How long should I let extracted honey sit in the bucket before jarring? This is my first year extracting and I have heard different things about how long to wait between extracting and jarring the honey. Do the presence of bubbles really matter or is it just aesthetic?

Thank you for any advice!


----------



## Serendipidity (Feb 3, 2013)

I usually wait about 3 days to let everything undesirable float to the top!!


----------



## Ravenseye (Apr 2, 2006)

I usually wait at least a day; longer if the temps are cool. A lot depends on how you extracted, temperatures, how you strained, etc. Bubbles are really only aesthetic but I've found that when the bubbles rise and sit on the surface, so do very small particles of wax. That's why I give it a little time so that my finished product is pretty clear. It's really up to you!


----------



## GaryG74 (Apr 9, 2014)

If you're going to sell it, I'd wait three days. For personal use you can bottle same day if you don't mind bubbles, wax bits, etc. You can skim off any bubbles also. I extract one day and bottle the next. I also set the honey buckets in my water heater room to keep it warm. The last bottle or two usually gets film of small bubbles so I keep those for myself.
Congratulations on your first extraction.


----------



## Emsbees (May 15, 2014)

GaryG74 said:


> For personal use you can bottle same day if you don't mind bubbles, wax bits, etc.

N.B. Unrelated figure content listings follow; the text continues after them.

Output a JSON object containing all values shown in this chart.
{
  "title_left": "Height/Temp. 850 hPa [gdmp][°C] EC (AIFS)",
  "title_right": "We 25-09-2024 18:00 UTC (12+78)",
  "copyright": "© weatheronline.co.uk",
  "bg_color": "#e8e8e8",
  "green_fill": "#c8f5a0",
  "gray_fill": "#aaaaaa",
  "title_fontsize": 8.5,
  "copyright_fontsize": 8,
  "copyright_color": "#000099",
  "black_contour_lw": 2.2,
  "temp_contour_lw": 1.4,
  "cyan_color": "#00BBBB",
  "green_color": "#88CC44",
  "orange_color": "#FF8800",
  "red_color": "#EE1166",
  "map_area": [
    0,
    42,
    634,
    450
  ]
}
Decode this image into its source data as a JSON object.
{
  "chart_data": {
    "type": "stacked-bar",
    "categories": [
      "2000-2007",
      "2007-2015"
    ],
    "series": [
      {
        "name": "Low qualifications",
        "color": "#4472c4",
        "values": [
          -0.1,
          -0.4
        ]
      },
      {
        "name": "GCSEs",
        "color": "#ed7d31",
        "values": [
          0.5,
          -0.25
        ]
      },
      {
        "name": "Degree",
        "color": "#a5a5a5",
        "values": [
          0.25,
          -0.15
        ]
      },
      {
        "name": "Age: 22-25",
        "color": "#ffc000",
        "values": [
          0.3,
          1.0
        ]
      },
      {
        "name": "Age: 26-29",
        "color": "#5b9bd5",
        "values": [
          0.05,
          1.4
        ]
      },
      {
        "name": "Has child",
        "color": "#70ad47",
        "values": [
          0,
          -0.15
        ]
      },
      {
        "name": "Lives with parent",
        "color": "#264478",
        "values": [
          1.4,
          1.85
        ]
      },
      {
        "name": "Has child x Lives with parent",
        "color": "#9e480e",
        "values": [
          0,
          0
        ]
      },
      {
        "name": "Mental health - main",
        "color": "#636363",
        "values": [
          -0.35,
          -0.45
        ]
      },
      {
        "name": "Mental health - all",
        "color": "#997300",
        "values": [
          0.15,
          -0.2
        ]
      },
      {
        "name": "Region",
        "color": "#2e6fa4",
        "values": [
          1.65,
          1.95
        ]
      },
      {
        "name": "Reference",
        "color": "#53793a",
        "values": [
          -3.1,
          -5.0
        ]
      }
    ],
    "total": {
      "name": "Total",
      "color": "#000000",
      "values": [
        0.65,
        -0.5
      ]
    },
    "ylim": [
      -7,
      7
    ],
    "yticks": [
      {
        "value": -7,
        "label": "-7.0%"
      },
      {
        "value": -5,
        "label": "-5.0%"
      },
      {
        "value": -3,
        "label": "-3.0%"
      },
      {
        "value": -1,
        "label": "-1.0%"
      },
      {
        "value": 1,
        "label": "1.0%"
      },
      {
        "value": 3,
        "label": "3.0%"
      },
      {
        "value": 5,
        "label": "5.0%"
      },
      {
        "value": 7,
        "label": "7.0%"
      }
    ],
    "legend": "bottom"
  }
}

I should have mentioned that I will be using a filter on the bucket I am transferring the honey into from the extractor. Will I still get wax bits? This will be for personal use and to give to friends so I'm not too worried about perfection. Thank you for your advice.


----------



## Serendipidity (Feb 3, 2013)

Small parts will still go through! Fill 1 container and see how it looks. Should probably be ok.


----------



## GaryG74 (Apr 9, 2014)

Emsbees said:


> I should have mentioned that I will be using a filter on the bucket I am transferring the honey into from the extractor. Will I still get wax bits? This will be for personal use and to give to friends so I'm not too worried about perfection. Thank you for your advice.


Depends on the filter hole size. Most filter kits have three different sized filters that fit onto a 5 gallon bucket. I usually use the middle (I think it's 400 micron) filter and it's faster than the smallest size and leaves the honey clear while getting out bits of wax, bee parts, etc. I let mine settle overnight then bottle and it's real clear and looks great in glass bottles. Hope that helps, good luck!


----------